If you watched last night, you know that you saw John Kerry on your screen far more than Alexandria Ocasio-Cortez. Ditto with Colin Powell, Secretary of State to President George W. Bush. And ditto with a tribute to John McCain that repeatedly praised Biden’s bipartisanship.
Ocasio-Cortez, already a bonafide star in the Democratic party, nominated this year’s runner-up, Bernie Sanders.
“At a time where millions of people in the United States are looking for deep, systemic solutions to our crises of mass evictions, unemployment, a lack of health care,” she said in what appeared to be a pre-recorded video, “I hereby second the nomination of Senator Bernard Sanders of Vermont for president of the United States of America.”
With many people confused why she didn’t mention Biden, Ocasio-Cortez later tweeted that under party rules, candidates crossing a certain threshold require roll calls and nominations but that “I extend my deepest congratulations to @JoeBiden – let’s go win in November”
Kerry was fulsome in his support. And he may have had the evening’s most memorable line.
“When this president goes overseas, it isn’t a goodwill mission, it’s a blooper reel,” he said of Donald Trump.
You may have an opinion on the disparities: a sign that Joe Biden is prioritizing some things — and some people — over others in his bid for the White House.
It didn’t sit well in some quarters.
“It’s not unusual that the person giving the nominating speech for the nominee gets more time,” Ed Espinoza, Executive Director of the group Progress Texas wrote in an email.
“However, names like Alexandria Ocasio-Cortez and even [Texas Congressman] Julian Castro are bigger stars than John Kerry, and these voices represent an entire generation of new activists, working people, and people of color — they are worth more than just a minute of the DNC’s time.”
There is only so much time in any convention; this year, organizers truncated speeches to a minute or two — a nod perhaps to our dwindling attention spans, especially when we watch big events on small screens.
And other progressives and young politicians from many backgrounds are accounting for prominent speaking spots. Sen. Bernie Sanders spoke second from last Monday, just before former First Lady Michelle Obama.

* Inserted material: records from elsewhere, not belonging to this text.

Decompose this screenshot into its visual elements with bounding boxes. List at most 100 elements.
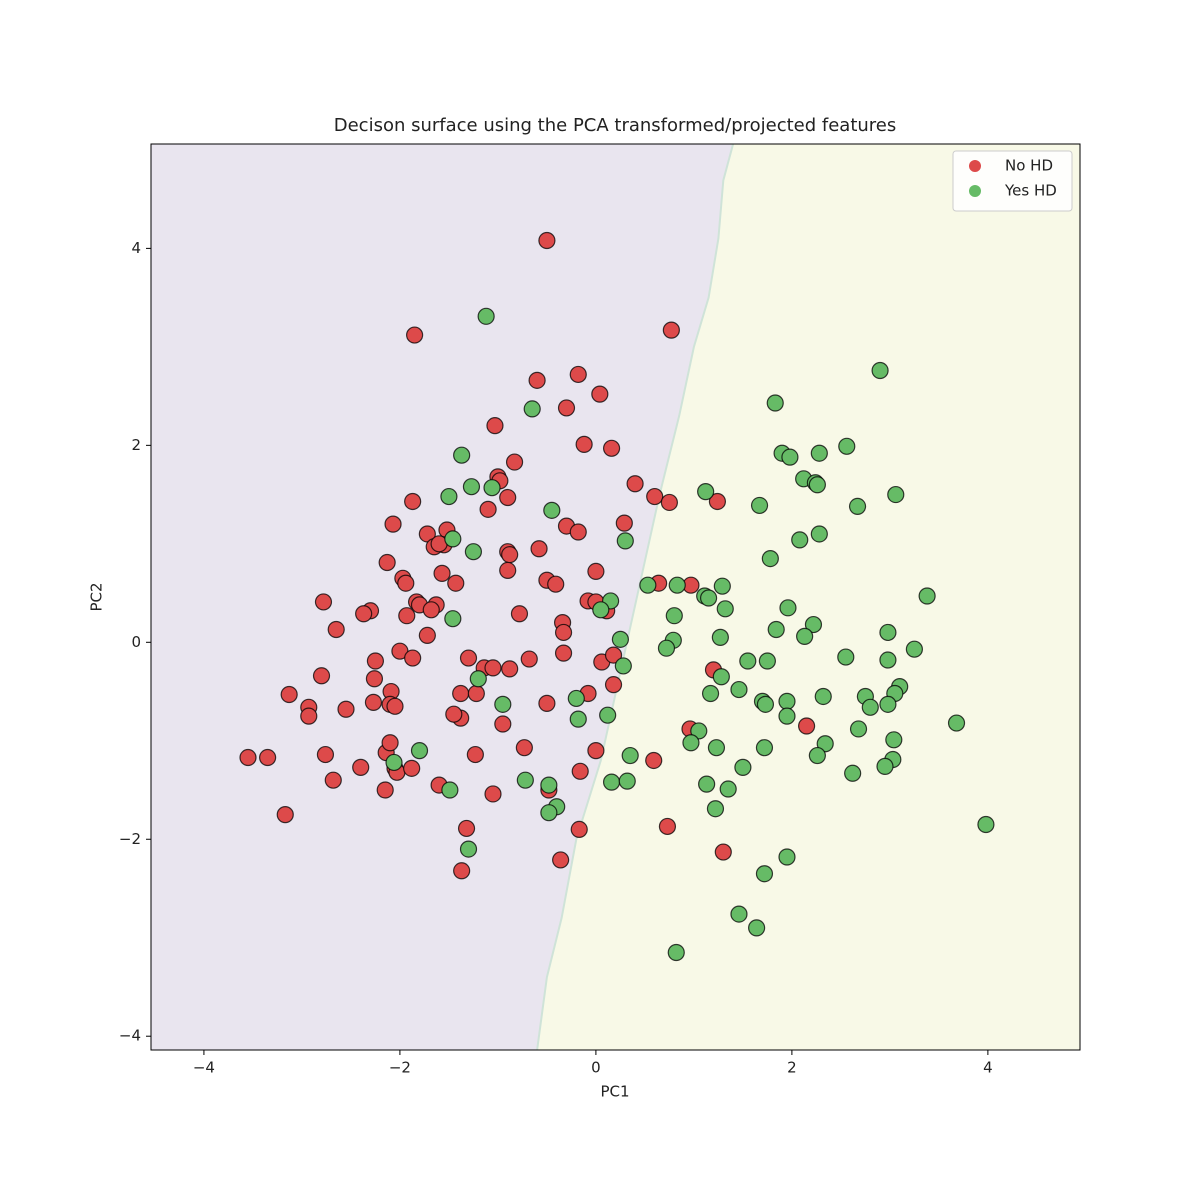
data-point [668,576,686,594]
data-point [444,610,462,628]
data-point [796,627,814,645]
y-tick-label: 4 [131,239,141,257]
data-point [690,722,708,740]
data-point [646,487,664,506]
data-point [422,601,440,619]
x-axis-label: PC1 [600,1083,629,1101]
data-point [755,739,774,757]
data-point [538,694,556,712]
data-point [701,684,720,703]
data-point [838,437,856,455]
data-point [538,231,556,250]
data-point [708,492,727,511]
data-point [667,943,685,962]
legend-box [952,150,1073,212]
data-point [462,478,481,496]
data-point [499,561,517,580]
data-point [761,549,779,568]
data-point [814,687,832,706]
y-tick-label: −4 [119,1027,141,1045]
data-point [547,575,565,593]
data-point [567,689,585,708]
data-point [441,781,459,799]
data-point [779,599,797,617]
data-point [615,514,633,532]
data-point [381,734,399,752]
data-point [484,659,502,677]
data-point [483,479,501,497]
data-point [879,651,897,669]
data-point [848,497,867,515]
data-point [977,815,995,834]
data-point [433,564,451,582]
data-point [844,764,862,782]
chart-title: Decison surface using the PCA transforme… [334,115,897,136]
data-point [385,753,403,772]
data-point [280,685,298,704]
data-point [645,751,663,770]
data-point [494,695,512,713]
data-point [621,746,639,765]
data-point [604,646,623,664]
data-point [552,851,570,869]
data-point [516,771,534,789]
data-point [445,705,463,723]
data-point [810,525,828,543]
data-point [804,615,823,634]
data-point [698,775,716,793]
data-point [766,394,784,412]
data-point [767,620,785,639]
data-point [808,746,826,765]
x-tick-label: −4 [193,1059,215,1077]
data-point [662,321,680,339]
data-point [300,707,318,725]
data-point [569,710,587,728]
data-point [712,668,730,686]
data-point [808,476,826,494]
data-point [756,695,775,713]
data-point [569,365,587,384]
legend-label: No HD [1005,157,1053,175]
data-point [352,758,370,776]
data-point [404,649,422,667]
data-point [324,771,342,789]
y-tick-label: 0 [131,633,141,651]
data-point [905,640,923,658]
data-point [467,684,485,703]
data-point [602,439,621,457]
data-point [384,515,402,533]
data-point [314,593,333,611]
data-point [711,628,729,646]
data-point [510,605,529,623]
data-point [457,819,476,838]
data-point [602,773,621,791]
data-point [755,865,774,883]
data-point [778,692,796,710]
data-point [618,772,636,790]
data-point [365,670,384,688]
data-point [699,589,718,607]
data-point [239,748,257,767]
data-point [398,607,416,625]
data-point [730,905,748,923]
y-tick-label: −2 [119,830,141,848]
data-point [569,523,587,541]
data-point [734,758,752,776]
data-point [452,684,470,703]
y-tick-label: 2 [131,436,141,454]
decision-boundary [536,143,735,1051]
data-point [523,400,541,418]
data-point [466,745,484,764]
data-point [575,435,593,453]
data-point [494,715,512,733]
data-point [469,670,487,688]
data-point [486,417,504,435]
data-point [616,532,634,550]
data-point [570,820,588,839]
legend-marker [969,185,981,197]
data-point [697,483,715,501]
data-point [592,601,610,619]
data-point [520,650,538,668]
data-point [887,485,905,504]
data-point [554,644,573,662]
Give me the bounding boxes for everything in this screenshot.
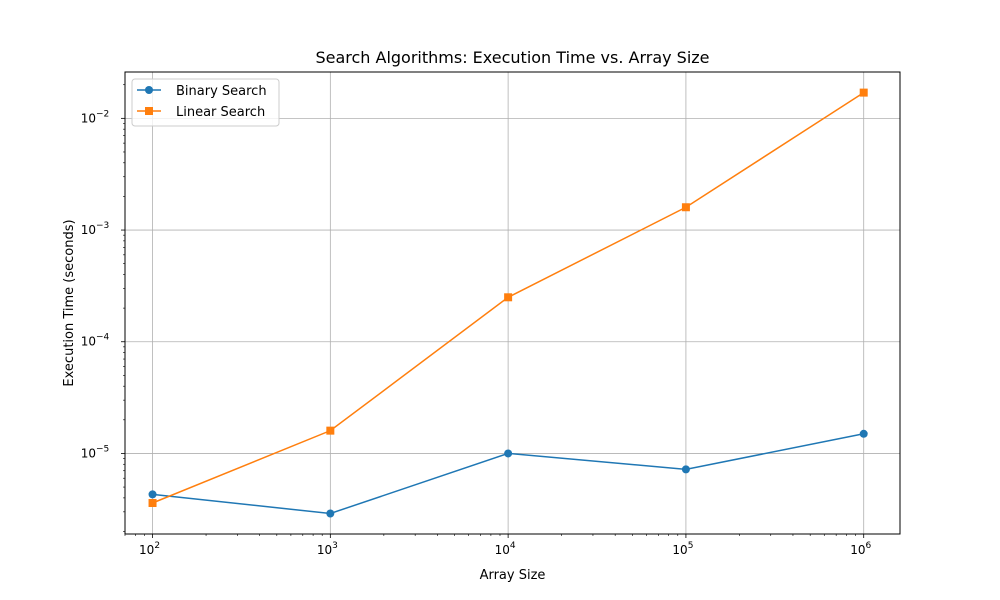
data-point-binary-search: [681, 465, 690, 474]
data-point-binary-search: [148, 490, 157, 499]
data-point-linear-search: [326, 426, 335, 435]
major-ticks: [121, 117, 865, 538]
data-point-linear-search: [681, 203, 690, 212]
legend-marker-binary-search: [145, 86, 153, 94]
data-point-linear-search: [148, 498, 157, 507]
legend-label-linear-search: Linear Search: [176, 105, 265, 120]
x-axis-label: Array Size: [480, 568, 546, 583]
data-point-binary-search: [859, 429, 868, 438]
y-axis-label: Execution Time (seconds): [62, 219, 77, 386]
data-point-binary-search: [326, 509, 335, 518]
legend-box: [131, 78, 280, 127]
plot-frame: [124, 71, 901, 535]
data-point-binary-search: [504, 449, 513, 458]
legend-label-binary-search: Binary Search: [176, 84, 267, 99]
legend-marker-linear-search: [145, 107, 153, 115]
legend: Binary Search Linear Search: [131, 78, 280, 127]
data-series: [148, 88, 868, 518]
data-point-linear-search: [504, 293, 513, 302]
data-point-linear-search: [859, 88, 868, 97]
chart-title: Search Algorithms: Execution Time vs. Ar…: [315, 48, 709, 67]
minor-ticks: [123, 84, 856, 536]
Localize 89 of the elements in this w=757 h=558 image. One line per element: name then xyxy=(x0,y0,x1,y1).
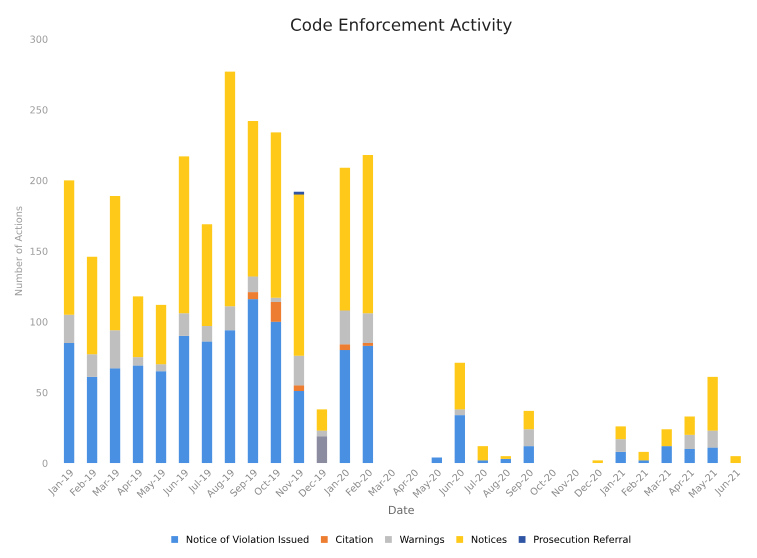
bar xyxy=(64,180,74,315)
bar xyxy=(592,460,603,464)
chart-title: Code Enforcement Activity xyxy=(291,18,512,34)
y-tick-label: 50 xyxy=(36,388,48,396)
bar xyxy=(86,256,98,354)
bar xyxy=(707,430,718,448)
bar xyxy=(454,415,465,464)
bar xyxy=(110,330,120,368)
y-tick-label: 150 xyxy=(30,248,48,255)
bar xyxy=(524,446,534,464)
bar xyxy=(707,448,718,464)
bar xyxy=(362,346,374,464)
legend-label: Warnings xyxy=(400,536,444,545)
bar xyxy=(454,409,465,416)
bar xyxy=(156,304,166,364)
bar xyxy=(316,409,328,431)
bar xyxy=(132,357,144,366)
bar xyxy=(294,192,304,195)
bar xyxy=(86,376,98,464)
legend-label: Prosecution Referral xyxy=(534,536,630,544)
legend-label: Notice of Violation Issued xyxy=(186,536,308,544)
y-tick-label: 250 xyxy=(30,106,48,114)
bar xyxy=(524,429,534,446)
bar xyxy=(110,196,120,330)
bar xyxy=(224,330,236,464)
bar xyxy=(202,342,212,464)
y-tick-label: 0 xyxy=(42,460,48,467)
bar xyxy=(432,457,442,464)
bar xyxy=(340,350,350,464)
bar xyxy=(248,276,258,292)
bar xyxy=(178,313,190,336)
bar xyxy=(202,224,212,326)
bar xyxy=(616,452,626,464)
bar xyxy=(478,460,488,464)
bar xyxy=(294,385,304,392)
bar xyxy=(316,436,328,464)
bar xyxy=(730,456,741,464)
bar xyxy=(454,362,465,410)
bar xyxy=(362,313,374,343)
bar xyxy=(316,430,328,436)
bar xyxy=(270,298,282,302)
bar xyxy=(362,154,374,314)
bar xyxy=(132,366,144,464)
bar xyxy=(707,376,718,431)
y-tick-label: 100 xyxy=(30,318,48,326)
bar xyxy=(248,292,258,300)
bar xyxy=(524,410,534,430)
bar xyxy=(294,194,304,356)
bar xyxy=(270,302,282,322)
bar xyxy=(64,314,74,343)
bar xyxy=(616,439,626,452)
bar xyxy=(684,449,695,464)
bar xyxy=(224,72,236,306)
bar xyxy=(294,391,304,464)
bar xyxy=(362,342,374,346)
bar xyxy=(684,416,695,435)
x-axis-title: Date xyxy=(389,506,414,514)
bar xyxy=(616,426,626,440)
bar xyxy=(638,452,649,460)
bar xyxy=(270,132,282,298)
bar xyxy=(478,446,488,460)
bar xyxy=(340,168,350,310)
bar xyxy=(638,460,649,464)
legend-label: Notices xyxy=(472,536,507,544)
bar xyxy=(64,342,74,464)
bar xyxy=(248,121,258,277)
legend-label: Citation xyxy=(336,536,373,544)
bar xyxy=(270,322,282,464)
bar xyxy=(110,368,120,464)
bar xyxy=(86,354,98,377)
bar xyxy=(178,336,190,464)
bar xyxy=(500,456,511,459)
bar xyxy=(224,306,236,330)
y-tick-label: 200 xyxy=(30,176,48,184)
bar xyxy=(662,429,672,446)
bar xyxy=(178,156,190,314)
bar xyxy=(248,299,258,464)
bar xyxy=(684,434,695,450)
bar xyxy=(662,446,672,464)
bar xyxy=(340,310,350,344)
bar xyxy=(156,364,166,372)
bar xyxy=(202,326,212,342)
bar xyxy=(132,296,144,358)
bar xyxy=(294,356,304,386)
bar xyxy=(156,371,166,464)
bar xyxy=(500,458,511,464)
y-tick-label: 300 xyxy=(30,36,48,43)
y-axis-title: Number of Actions xyxy=(14,206,22,296)
bar xyxy=(340,344,350,350)
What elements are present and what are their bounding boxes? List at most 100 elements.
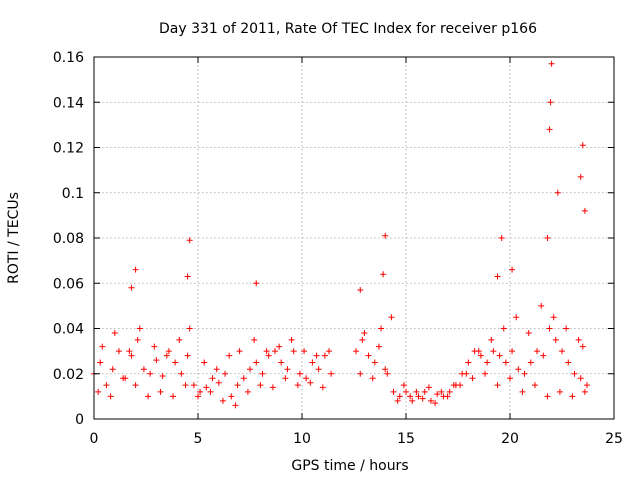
data-point xyxy=(328,370,335,377)
data-point xyxy=(507,375,513,382)
x-tick-label: 20 xyxy=(501,431,519,447)
data-point xyxy=(544,235,551,241)
data-point xyxy=(547,99,554,106)
x-tick-label: 25 xyxy=(605,431,623,447)
data-point xyxy=(115,348,122,355)
data-point xyxy=(296,370,303,377)
data-point xyxy=(378,325,385,332)
y-tick-label: 0.12 xyxy=(53,141,84,157)
data-point xyxy=(575,336,582,343)
data-point xyxy=(496,352,503,359)
x-tick-label: 10 xyxy=(293,431,311,447)
x-axis-label: GPS time / hours xyxy=(291,458,408,474)
data-point xyxy=(583,382,590,389)
data-point xyxy=(109,366,116,373)
data-point xyxy=(384,370,391,377)
data-point xyxy=(475,348,482,355)
data-point xyxy=(369,375,376,382)
data-point xyxy=(319,384,326,391)
data-point xyxy=(128,284,135,291)
x-tick-label: 15 xyxy=(397,431,415,447)
data-point xyxy=(482,370,489,377)
data-point xyxy=(251,336,258,343)
data-point xyxy=(201,359,208,366)
data-point xyxy=(531,382,538,389)
data-point xyxy=(226,352,233,359)
y-tick-label: 0 xyxy=(75,412,84,428)
data-point xyxy=(290,348,297,355)
data-point xyxy=(515,366,522,373)
data-point xyxy=(375,343,382,350)
data-point xyxy=(409,397,416,404)
data-point xyxy=(382,232,389,239)
data-point xyxy=(172,359,179,366)
data-point xyxy=(577,173,584,180)
data-point xyxy=(361,330,368,337)
data-point xyxy=(465,359,472,366)
data-point xyxy=(579,343,586,350)
data-point xyxy=(359,336,366,343)
data-point xyxy=(502,359,509,366)
data-point xyxy=(544,393,551,400)
data-point xyxy=(546,325,553,332)
data-point xyxy=(509,266,516,273)
data-point xyxy=(400,382,407,389)
data-point xyxy=(215,379,222,386)
y-tick-label: 0.14 xyxy=(53,95,84,111)
data-point xyxy=(197,388,204,395)
data-point xyxy=(438,388,445,395)
data-point xyxy=(247,366,253,373)
data-point xyxy=(207,388,214,395)
data-point xyxy=(519,388,526,395)
data-point xyxy=(186,237,193,244)
data-point xyxy=(136,325,143,332)
data-point xyxy=(140,366,147,373)
data-point xyxy=(415,393,422,400)
data-point xyxy=(222,370,229,377)
data-point xyxy=(382,366,389,373)
data-point xyxy=(244,388,251,395)
y-tick-label: 0.16 xyxy=(53,50,84,66)
data-point xyxy=(446,388,453,395)
data-point xyxy=(240,375,247,382)
data-point xyxy=(444,393,451,400)
data-point xyxy=(357,370,364,377)
data-point xyxy=(170,393,177,400)
data-point xyxy=(427,397,434,404)
axis-ticks: 0 5 10 15 20 25 0 0.02 0.04 0.06 0.08 0.1 0.12 0.14 0.… xyxy=(53,50,623,447)
y-tick-label: 0.06 xyxy=(53,276,84,292)
data-point xyxy=(477,352,484,359)
data-point xyxy=(95,388,102,395)
data-point xyxy=(190,382,197,389)
data-point xyxy=(538,302,545,309)
data-point xyxy=(550,314,557,321)
data-point xyxy=(301,348,308,355)
data-point xyxy=(513,314,520,321)
data-point xyxy=(269,384,276,391)
data-point xyxy=(434,391,441,398)
data-point xyxy=(253,359,260,366)
data-point xyxy=(371,359,378,366)
data-point xyxy=(413,388,420,395)
data-point xyxy=(321,352,328,359)
data-point xyxy=(236,348,243,355)
data-point xyxy=(128,352,135,359)
data-point xyxy=(178,370,185,377)
data-point xyxy=(581,207,588,214)
data-point xyxy=(253,280,260,287)
data-point xyxy=(490,348,497,355)
data-point xyxy=(159,373,166,380)
data-point xyxy=(153,357,160,364)
data-point xyxy=(565,359,572,366)
data-point xyxy=(157,388,164,395)
data-point xyxy=(257,382,264,389)
data-point xyxy=(581,388,588,395)
data-point xyxy=(421,388,428,395)
data-point xyxy=(265,352,272,359)
data-point xyxy=(365,352,372,359)
data-point xyxy=(132,382,139,389)
data-point xyxy=(182,382,189,389)
data-point xyxy=(294,382,301,389)
data-point xyxy=(463,370,470,377)
data-point xyxy=(494,273,501,280)
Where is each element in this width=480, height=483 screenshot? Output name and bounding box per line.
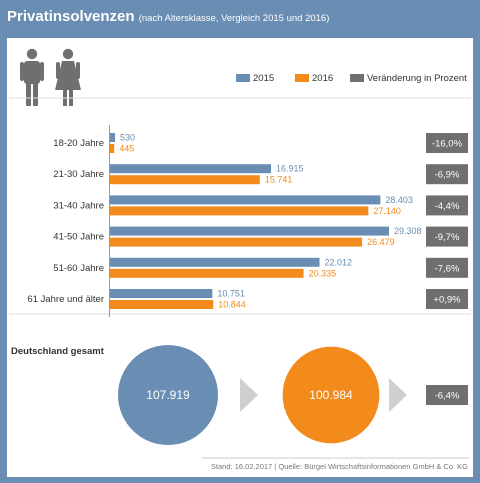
total-label: Deutschland gesamt bbox=[11, 346, 105, 357]
chart-title: Privatinsolvenzen (nach Altersklasse, Ve… bbox=[7, 8, 329, 25]
bar-2015 bbox=[110, 195, 381, 205]
data-label-2016: 26.479 bbox=[367, 237, 395, 247]
chart-panel: 2015 2016 Veränderung in Prozent 18-20 Jahr… bbox=[7, 38, 473, 477]
change-label: +0,9% bbox=[433, 295, 461, 306]
category-label: 31-40 Jahre bbox=[53, 200, 104, 211]
change-box bbox=[426, 195, 468, 216]
title-subtitle: (nach Altersklasse, Vergleich 2015 und 2… bbox=[138, 13, 330, 24]
total-value-2015: 107.919 bbox=[146, 388, 190, 402]
category-label: 61 Jahre und älter bbox=[27, 294, 104, 305]
total-value-2016: 100.984 bbox=[309, 388, 353, 402]
change-box bbox=[426, 226, 468, 247]
change-box bbox=[426, 164, 468, 185]
category-label: 18-20 Jahre bbox=[53, 138, 104, 149]
legend-swatch-2015 bbox=[236, 74, 250, 82]
total-circle-2016 bbox=[282, 346, 380, 444]
legend-label-2015: 2015 bbox=[253, 73, 274, 84]
data-label-2015: 22.012 bbox=[325, 257, 353, 267]
category-label: 21-30 Jahre bbox=[53, 169, 104, 180]
total-change-box bbox=[426, 385, 468, 405]
data-label-2016: 27.140 bbox=[373, 206, 401, 216]
bar-2016 bbox=[110, 268, 304, 278]
bar-2016 bbox=[110, 144, 115, 153]
data-label-2015: 530 bbox=[120, 133, 135, 143]
legend-swatch-2016 bbox=[295, 74, 309, 82]
bar-2015 bbox=[110, 164, 272, 174]
bar-2015 bbox=[110, 133, 116, 142]
category-label: 41-50 Jahre bbox=[53, 232, 104, 243]
category-label: 51-60 Jahre bbox=[53, 263, 104, 274]
total-circle-2015 bbox=[118, 345, 218, 445]
total-change-label: -6,4% bbox=[435, 391, 460, 402]
bar-2015 bbox=[110, 226, 389, 236]
bar-2016 bbox=[110, 237, 363, 247]
change-label: -4,4% bbox=[435, 201, 460, 212]
change-label: -9,7% bbox=[435, 232, 460, 243]
chart-svg: 2015 2016 Veränderung in Prozent 18-20 Jahr… bbox=[9, 48, 471, 471]
change-box bbox=[426, 133, 468, 153]
data-label-2016: 10.844 bbox=[218, 300, 246, 310]
arrow-icon bbox=[389, 378, 407, 412]
data-label-2016: 20.335 bbox=[309, 268, 337, 278]
change-label: -16,0% bbox=[432, 139, 463, 150]
data-label-2015: 10.751 bbox=[217, 289, 245, 299]
change-box bbox=[426, 257, 468, 278]
male-figure-icon bbox=[20, 48, 44, 106]
footer-source: Stand: 16.02.2017 | Quelle: Bürgel Wirts… bbox=[211, 462, 468, 471]
legend-label-change: Veränderung in Prozent bbox=[367, 73, 467, 84]
bar-2015 bbox=[110, 289, 213, 298]
legend-swatch-change bbox=[350, 74, 364, 82]
female-figure-icon bbox=[55, 48, 81, 106]
data-label-2016: 445 bbox=[119, 144, 134, 154]
data-label-2015: 28.403 bbox=[385, 195, 413, 205]
change-label: -6,9% bbox=[435, 170, 460, 181]
change-label: -7,6% bbox=[435, 263, 460, 274]
data-label-2015: 29.308 bbox=[394, 226, 422, 236]
bar-2015 bbox=[110, 257, 320, 267]
data-label-2015: 16.915 bbox=[276, 164, 304, 174]
header-bar: Privatinsolvenzen (nach Altersklasse, Ve… bbox=[0, 0, 480, 38]
bar-2016 bbox=[110, 206, 369, 216]
legend-label-2016: 2016 bbox=[312, 73, 333, 84]
bar-2016 bbox=[110, 300, 214, 309]
data-label-2016: 15.741 bbox=[265, 175, 293, 185]
bar-2016 bbox=[110, 175, 260, 185]
title-main: Privatinsolvenzen bbox=[7, 8, 135, 25]
arrow-icon bbox=[240, 378, 258, 412]
change-box bbox=[426, 289, 468, 309]
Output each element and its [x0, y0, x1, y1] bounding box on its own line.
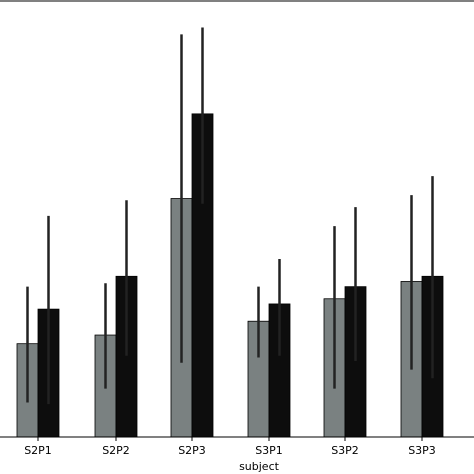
- x-tick-label-s3p1: S3P1: [255, 444, 283, 457]
- x-tick-label-s3p3: S3P3: [408, 444, 436, 457]
- plot-area: [16, 27, 444, 438]
- x-tick-label-s3p2: S3P2: [331, 444, 359, 457]
- x-tick-label-s2p3: S2P3: [178, 444, 206, 457]
- x-tick-label-s2p2: S2P2: [102, 444, 130, 457]
- x-tick-label-s2p1: S2P1: [24, 444, 52, 457]
- x-axis-ticks: S2P1 S2P2 S2P3 S3P1 S3P2 S3P3: [24, 437, 436, 457]
- x-axis-label: subject: [239, 460, 280, 473]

Tuesday, 17 people delivered a joint keynote address that traditionally goes to a single political figure, often early in their careers, including Barack Obama in 2004, when John Kerry was nominated. This year, they included Stacey Abrams, who almost became Georgia’s governor in 2018; Mari Manoogian, 27, a state representative from Michigan; and Rep. Conor Lamb, a Democrat representing a district northwest of Pittsburgh that Donald Trump won by about 20 points in 2016.
Biden is polling competitively in Georgia, which last voted for a Democrat in 1992. He hopes to win back Michigan and Pennsylvania, where Trump narrowly won.
That AOC didn’t get more time reflects the priorities of the party as it is, under its leadership. And in January, AOC famously mused in an interview with New York Magazine: “In any other country, Joe Biden and I would not be in the same party, but in America, we are.”
Joe Biden and Democrats are clearly looking for others to assume the party’s next generation of leaders. He’s a traditional Democratic moderate, although this year is running with what could be called an extremely progressive agenda. And, in a twist, Kerry and Ocasio-Cortez together played a key role in crafting a pivotal part of it: His climate change platform.
Kerry and Ocasio-Cortez chaired a task force on climate change — one of several aimed at bridging wings of the parties, and avoiding the acrimony seen as contributing to Hillary Clinton’s 2016 loss.
In Congress, Ocasio-Cortez was a sponsor of the Green New Deal, a resolution calling for a sprawling clean energy program that included other key elements of the progressive plank — it also speaks of job guarantees and robust unionization rights.
The agenda never passed Congress — and was famously mocked by House Speaker Nancy Pelosi — but it ended up the “framework” for Biden’s environmental agenda. He says on his first day in office he would sign measures putting the U.S. on track for an entirely clean energy economy and net-zero emissions by 2050. If not swooning, environmental groups are pleased when faced with the alternative in President Trump.
Climate change is an increasingly galvanizing issue, particularly among younger voters. Polling finds that recently more Americans began concluding the threat is understated versus overstated.
Biden seems to have locked up John Kerry voters; will distaste for President Trump be enough to lure young Americans to the polls for Biden?
Will Alexandria Ocasio Cortez use her formidable following to fire up her supporters for a candidate she didn’t want?